City PROs and journalists are reeling following last week's warning
by the Financial Services Authority over the implications of its new
market abuse powers. Are their concerns justified? Holly Williams
investigates
City watchdog the Financial Services Authority gave financial PROs an
unwelcome wake-up call last week with tales of its swingeing powers and
unlimited fines ahead of the new market abuse regulatory regime.
While the Square Mile has been aware of the FSA's upcoming Code of
Market Conduct for some time, the new standards are only a month from
coming into force and, for some, the penny is only now beginning to drop
that there will be far-reaching implications.
As the ramifications dawn on the PR industry, the FSA and its boss Sir
Howard Davies are coming under fire from all angles. City PROs are
concerned the code will change a key aspect of the way they work -
namely ending the spoon-fed exclusives widely known as the 'Friday night
drop'.
Likewise, journalists fear the FSA's rules will stifle press freedom and
take away a crucial source of business news.

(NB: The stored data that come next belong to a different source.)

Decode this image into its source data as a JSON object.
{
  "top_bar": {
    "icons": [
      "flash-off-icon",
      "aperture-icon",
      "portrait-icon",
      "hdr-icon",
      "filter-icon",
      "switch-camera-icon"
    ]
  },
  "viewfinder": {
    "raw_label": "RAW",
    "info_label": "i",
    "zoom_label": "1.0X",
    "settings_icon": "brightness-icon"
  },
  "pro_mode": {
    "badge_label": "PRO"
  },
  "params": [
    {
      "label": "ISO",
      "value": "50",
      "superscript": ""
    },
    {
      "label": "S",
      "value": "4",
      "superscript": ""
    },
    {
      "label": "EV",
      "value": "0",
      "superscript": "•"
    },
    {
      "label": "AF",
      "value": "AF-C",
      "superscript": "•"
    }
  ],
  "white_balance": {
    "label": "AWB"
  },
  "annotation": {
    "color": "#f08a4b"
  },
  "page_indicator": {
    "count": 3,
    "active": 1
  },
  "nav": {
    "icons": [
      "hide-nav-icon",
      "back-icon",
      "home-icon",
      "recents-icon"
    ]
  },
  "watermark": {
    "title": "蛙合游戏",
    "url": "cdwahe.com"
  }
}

Meanwhile, the Treasury Select Committee is challenging the FSA for not
making rules strict enough for the selective dissemination of company
news.
The Observer business editor Frank Kane is so outraged with the proposed
rules, that at last week's PRWeek Forum he pledged a campaign against
the code: 'If a source briefs you and you get the story before the rest,
that's simply good journalism. But the FSA seems to think that is
misleading the market,' says Kane.
'Newspapers have a role to play in getting as much information out there
in the public domain as possible to better inform investors and the
market as a whole,' he adds.
For PROs, the implications of the code are worrying - in particular for
those unaware of its full potential.
The market abuse regulations, effective from 1 December, will cover the
misuse of information, based on buying or selling stocks according to
information not generally available; creating a false or misleading
impression, such as posting messages on internet bulletin boards; and
distorting the market, by manipulating investment market prices.
Some industry sources say the FSA's test for what constitutes market
abuse is somewhat vague - the body only has to prove that a reasonable
person believes market abuse could have taken place - and there is, as
yet, no sliding scale of fines.
Importantly, the code also applies to everyone - and individuals will be
liable.
Holborn PR chief executive David Bick says: 'The code applies directly
to individuals and I don't think company directors realise the
implications of this. It doesn't seem that there's any democratic
sanction in all of this and it appears to be entirely at the discretion
of the FSA.'
FSA spokesman Kate Burns says those who feel they have been wrongly
accused of market abuse by its Regulatory Decisions Committee can appeal
to the Financial Services and Markets Tribunal, which is run by the Lord
Chancellor's department. She adds there will be a dedicated market abuse
helpline launching on 3 December.
On the grey area of fines, she says: 'It's hard to be specific when
every case is different - we won't just pick numbers out of the air,
there is a fining policy in our enforcement manual.'
But there is growing concern that, without any published graduation of
fines, the FSA will come down hard on early cases as a deterrent.
Former head of surveillance at the London Stock Exchange, Mike Feltham,
says financial PR firms will have to take cautionary measures: 'If they
do move the markets, and that's what financial PR essentially does, and
someone is disadvantaged by this, then they could be in trouble. They
will need to have inside their decision-making process, some sort of
audit mechanism as a defence.'
Suggestions have been made that agencies may need to employ compliance
officers and record all telephone calls. Although this may come as a
shock to some City consultancies, there are those that welcome the rules
and maintain any agency worth its salt will be fully aware of the
upcoming regime and already employ best practice techniques to meet the
standards.
There is a school of thought among senior City PROs that if the code
means further transparency, an even playing field for investors and
stamping out leaks to get favourable coverage, then it's good news.
Many of the top ten City firms know they will be in the FSA's spotlight
from next month and are therefore unwilling to draw attention to
themselves with outspoken criticism.
But the claims made last week that financial PROs have ignored the code,
are strongly refuted by the industry body.
The IPR says it issued advice to members in July and is re-issuing
advice in light of the FSA's warning.
According to IPR corporate and financial group chairman Richard Pollen,
'not much has changed and, as in the past, practitioners will make it
their business to adopt any necessary modifications.'
He comments: 'The Friday night drop is often raised as a specific case
when sharp practice is discussed; best practice in this - briefing at
least two papers and two wire services - has been clear and consistent
for years.'
Whether the code is welcomed or dreaded, what is clear is that there is
confusion over the specifics of the regulations, what will actually
constitute market abuse and how they will be enforced.
It would seem that both the FSA and PR industry will be entering
uncharted territory when the market abuse code comes into force.